Complete the code to import the BERT tokenizer from the transformers library.
from transformers import [1]
The BertTokenizer class is used to tokenize text using BERT's WordPiece method.
Complete the code to load the pretrained BERT tokenizer for 'bert-base-uncased'.
tokenizer = BertTokenizer.[1]('bert-base-uncased')
The from_pretrained method loads a pretrained tokenizer by name.
Fix the error in the code to tokenize the sentence using the tokenizer.
tokens = tokenizer.[1]('Hello, how are you?')
The tokenize method splits the input text into WordPiece tokens.
Fill both blanks to create a dictionary of token ids and attention mask for the input text.
encoded_input = tokenizer('[1]', return_tensors='pt', padding=True, truncation=True) input_ids = encoded_input['[2]']

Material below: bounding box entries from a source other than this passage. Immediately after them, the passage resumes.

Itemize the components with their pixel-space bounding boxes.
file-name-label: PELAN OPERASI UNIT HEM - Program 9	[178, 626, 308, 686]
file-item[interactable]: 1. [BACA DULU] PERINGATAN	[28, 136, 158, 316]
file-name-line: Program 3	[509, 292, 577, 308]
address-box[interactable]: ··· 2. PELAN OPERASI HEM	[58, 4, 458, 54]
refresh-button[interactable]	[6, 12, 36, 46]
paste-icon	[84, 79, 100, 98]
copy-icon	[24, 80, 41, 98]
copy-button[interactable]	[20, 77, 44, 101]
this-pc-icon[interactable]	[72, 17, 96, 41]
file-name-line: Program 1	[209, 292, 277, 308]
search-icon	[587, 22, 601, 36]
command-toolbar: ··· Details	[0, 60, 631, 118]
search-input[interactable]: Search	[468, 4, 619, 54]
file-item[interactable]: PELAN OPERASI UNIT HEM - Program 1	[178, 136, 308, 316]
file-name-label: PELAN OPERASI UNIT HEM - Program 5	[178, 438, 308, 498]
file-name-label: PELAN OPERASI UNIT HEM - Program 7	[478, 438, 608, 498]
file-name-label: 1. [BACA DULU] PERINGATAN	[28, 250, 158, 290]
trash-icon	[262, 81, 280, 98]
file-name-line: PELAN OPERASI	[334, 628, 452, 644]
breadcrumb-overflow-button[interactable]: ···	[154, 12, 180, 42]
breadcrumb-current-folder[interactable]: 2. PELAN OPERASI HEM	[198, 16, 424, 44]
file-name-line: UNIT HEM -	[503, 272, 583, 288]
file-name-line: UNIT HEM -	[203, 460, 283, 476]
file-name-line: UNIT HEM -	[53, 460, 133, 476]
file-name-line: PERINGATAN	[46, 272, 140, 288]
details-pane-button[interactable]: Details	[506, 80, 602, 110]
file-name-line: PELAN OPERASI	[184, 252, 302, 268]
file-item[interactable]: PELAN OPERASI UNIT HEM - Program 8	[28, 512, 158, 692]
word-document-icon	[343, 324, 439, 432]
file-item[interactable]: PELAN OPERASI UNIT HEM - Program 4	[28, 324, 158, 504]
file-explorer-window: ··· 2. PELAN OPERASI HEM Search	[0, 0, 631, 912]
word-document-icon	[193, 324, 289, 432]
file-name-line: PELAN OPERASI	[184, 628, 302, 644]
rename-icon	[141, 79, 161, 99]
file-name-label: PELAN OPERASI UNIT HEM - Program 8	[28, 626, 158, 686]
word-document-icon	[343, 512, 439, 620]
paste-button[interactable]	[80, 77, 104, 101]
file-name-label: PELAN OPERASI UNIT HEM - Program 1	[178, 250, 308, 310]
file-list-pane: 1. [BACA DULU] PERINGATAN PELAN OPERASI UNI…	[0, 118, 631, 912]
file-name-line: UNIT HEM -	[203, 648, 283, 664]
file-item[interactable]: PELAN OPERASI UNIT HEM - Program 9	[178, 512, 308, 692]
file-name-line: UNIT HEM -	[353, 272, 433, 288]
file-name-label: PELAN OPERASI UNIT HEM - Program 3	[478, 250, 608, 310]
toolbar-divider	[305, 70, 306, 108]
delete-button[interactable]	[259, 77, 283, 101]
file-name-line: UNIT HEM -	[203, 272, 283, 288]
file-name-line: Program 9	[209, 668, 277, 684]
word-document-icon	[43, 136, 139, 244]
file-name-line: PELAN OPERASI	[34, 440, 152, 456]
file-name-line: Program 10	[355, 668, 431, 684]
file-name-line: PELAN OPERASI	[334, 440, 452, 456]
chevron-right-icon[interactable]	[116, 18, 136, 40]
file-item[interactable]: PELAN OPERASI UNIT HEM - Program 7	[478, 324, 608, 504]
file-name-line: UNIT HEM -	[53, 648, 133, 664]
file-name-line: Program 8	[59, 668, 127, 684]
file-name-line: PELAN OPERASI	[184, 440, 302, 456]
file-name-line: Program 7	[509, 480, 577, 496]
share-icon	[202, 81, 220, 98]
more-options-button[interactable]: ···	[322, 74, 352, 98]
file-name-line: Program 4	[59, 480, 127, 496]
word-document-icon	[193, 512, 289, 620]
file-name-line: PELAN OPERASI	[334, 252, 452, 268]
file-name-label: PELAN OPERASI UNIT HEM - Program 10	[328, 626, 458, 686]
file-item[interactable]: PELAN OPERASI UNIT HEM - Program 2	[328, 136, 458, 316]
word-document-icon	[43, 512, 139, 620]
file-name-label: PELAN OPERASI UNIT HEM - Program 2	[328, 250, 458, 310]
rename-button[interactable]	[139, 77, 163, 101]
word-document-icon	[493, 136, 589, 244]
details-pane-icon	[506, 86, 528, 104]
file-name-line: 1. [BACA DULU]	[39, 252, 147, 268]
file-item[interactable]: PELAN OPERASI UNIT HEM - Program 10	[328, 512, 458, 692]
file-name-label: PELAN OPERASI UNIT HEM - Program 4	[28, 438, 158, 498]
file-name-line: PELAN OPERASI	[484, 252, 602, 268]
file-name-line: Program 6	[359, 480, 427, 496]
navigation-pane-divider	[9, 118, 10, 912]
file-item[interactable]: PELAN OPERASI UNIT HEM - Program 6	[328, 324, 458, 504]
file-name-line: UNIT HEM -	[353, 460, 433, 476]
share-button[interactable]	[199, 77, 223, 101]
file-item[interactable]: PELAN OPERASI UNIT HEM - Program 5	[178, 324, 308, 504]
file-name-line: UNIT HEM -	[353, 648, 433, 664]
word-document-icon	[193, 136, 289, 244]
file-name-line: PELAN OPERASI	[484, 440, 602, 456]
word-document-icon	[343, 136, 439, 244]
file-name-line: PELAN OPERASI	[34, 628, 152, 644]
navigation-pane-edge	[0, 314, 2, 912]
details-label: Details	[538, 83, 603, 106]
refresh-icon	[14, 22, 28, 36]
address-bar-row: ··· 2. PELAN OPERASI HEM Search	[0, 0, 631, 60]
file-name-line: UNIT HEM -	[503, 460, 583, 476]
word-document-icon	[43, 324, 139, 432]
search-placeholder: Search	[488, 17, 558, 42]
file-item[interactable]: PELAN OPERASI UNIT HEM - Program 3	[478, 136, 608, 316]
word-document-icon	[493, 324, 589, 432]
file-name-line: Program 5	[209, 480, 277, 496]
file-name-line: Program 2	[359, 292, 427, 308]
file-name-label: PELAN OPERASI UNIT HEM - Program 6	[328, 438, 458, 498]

The first blank is the input text string. The second blank is the key 'input_ids' to get token IDs from the encoded output.
Fill all three blanks to decode token ids back to the original text without special tokens.
decoded_text = tokenizer.[1](encoded_input['[2]'][0], skip_special_tokens=[3])
The decode method converts token IDs back to text. The key is 'input_ids'. Setting skip_special_tokens=True removes tokens like [CLS] and [SEP].